Les vidéos de ses figures font sensation
De courtes séquences comme celle-ci, il en publie régulièrement. Le succès rencontré sur les réseaux sociaux n'est pas anodin et il est primordial pour lui. "Il y a quelques semaines, j'ai posté un passage où l'on me voit à Tahiti faire du "pumping", ce mouvement qui permet de donner plus de vitesse au foil, sans la voile. En l'espace d'une semaine, j'ai gagné presque 50 000 followers. J'en suis à 89 000 maintenant, mais quand je vais mettre les images à la passe de Dumbéa, je serais peut-être à 100 000", détaille t'il. "C'est cool d'avoir une communauté qui te suit. C'est une forme d'expérience. On peut être approché par des marques, de crème solaire, de vêtement, ou même, plus récemment, de montre. Une société basée en Suisse m'a contacté, je dois m'y rendre en avril".

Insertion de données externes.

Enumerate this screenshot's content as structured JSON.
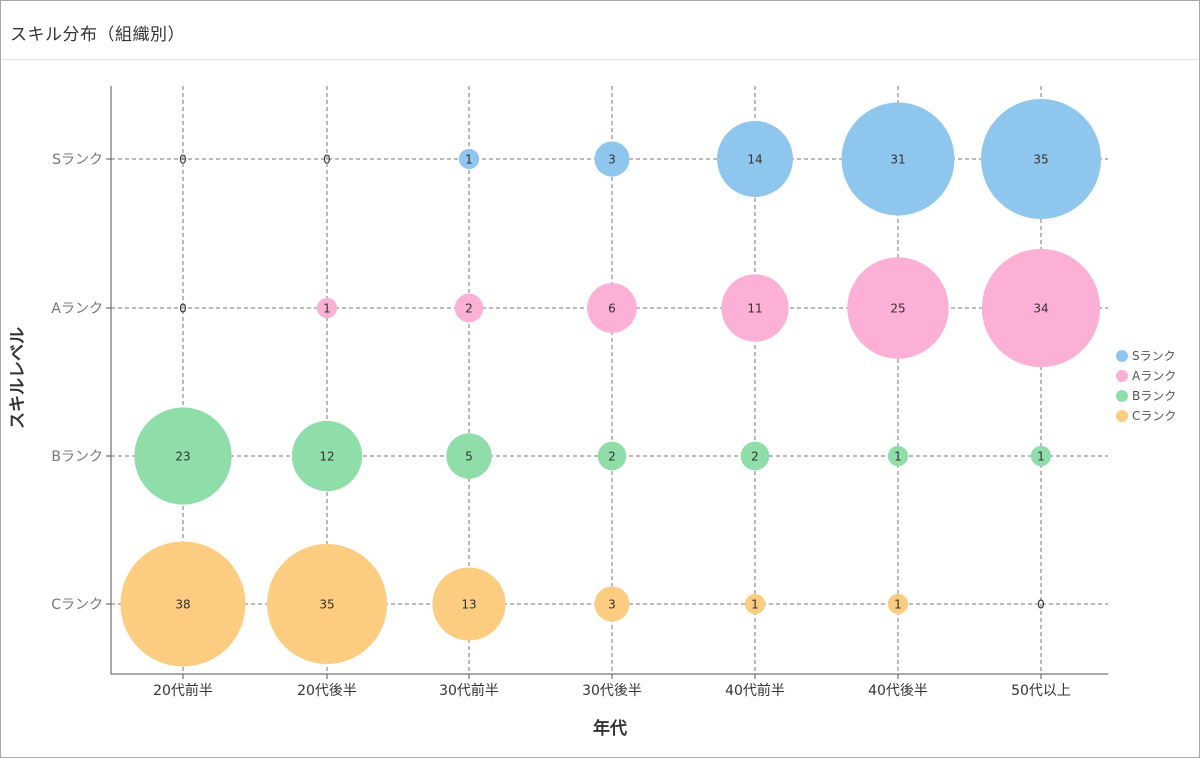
{
  "page": {
    "title": "スキル分布（組織別）"
  },
  "chart_data": {
    "type": "scatter",
    "subtype": "bubble",
    "x_label": "年代",
    "y_label": "スキルレベル",
    "categories": [
      "20代前半",
      "20代後半",
      "30代前半",
      "30代後半",
      "40代前半",
      "40代後半",
      "50代以上"
    ],
    "y_categories": [
      "Sランク",
      "Aランク",
      "Bランク",
      "Cランク"
    ],
    "grid": "dashed",
    "legend_position": "right",
    "series": [
      {
        "name": "Sランク",
        "color": "#8ec6ee",
        "values": [
          0,
          0,
          1,
          3,
          14,
          31,
          35
        ]
      },
      {
        "name": "Aランク",
        "color": "#fcb0d6",
        "values": [
          0,
          1,
          2,
          6,
          11,
          25,
          34
        ]
      },
      {
        "name": "Bランク",
        "color": "#8fdeaa",
        "values": [
          23,
          12,
          5,
          2,
          2,
          1,
          1
        ]
      },
      {
        "name": "Cランク",
        "color": "#fccc80",
        "values": [
          38,
          35,
          13,
          3,
          1,
          1,
          0
        ]
      }
    ]
  }
}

Un sportif auto-entrepreneur qui rappelle que "les réseaux sociaux sont un peu aujourd'hui, le CV de pleins d'athlètes dans le monde" et le moyen de financer de coûteuses saisons. "Là je pars à nouveau en Nouvelle-Zélande, ensuite ce sera le Cap-Vert, mais en même temps il y a un évènement à Abu Dhabi. J'aurais plusieurs évènements en France, on ira aux Canaries, aux Etats-Unis, peut-être en Chine en milieu d'année". A ce calendrier chargé se rajoute des déplacements spécifiques. "Entre les compétitions, je choisis des lieux, en Nouvelle-Calédonie ou ailleurs, dans des endroits qui me plaisent, pour créer du contenu, aller dans les vagues et faire de beaux clichés. C'est moi qui l'organise. Je vérifie la météo et contacte des prestataires pour les images".
Une discipline dont la popularité augmente
Son sport lui aussi est en plein boom. "On voit de plus en plus de riders, beaucoup de jeunes de 15 à 17 ans, surtout en freestyle. En race, c'est plus âgé. Et là, on a des épreuves dans les vagues. Il y a de plus en plus de monde. Je dirais qu'il y a en moyenne 45 inscrits sur les étapes du tour mondial, et 25 évènements au total, toutes épreuves comprises. Je crois que ce qui fait le succès du wing foil, c'est qu'il rassemble tout le monde".
Sur les compétitions, trois à cinq juges sont chargés des notations. Sept tentatives sont autorisées, quatre sont gardées. "Ils enlèvent la meilleure note, enlève la moins bonne, et font la moyenne des autres. Pour aller loin, tu dois passer généralement cinq séries, puis les quarts, la demi, et la finale". Pour la mère de Titouan, la réussite de son fils est lié à son style. "Il est différent des autres, il a plus d'amplitude, c'est peut-être dû à sa grande taille. Il est très droit, très à l'aise, et ça le rend plus fluide, plus léger que les autres".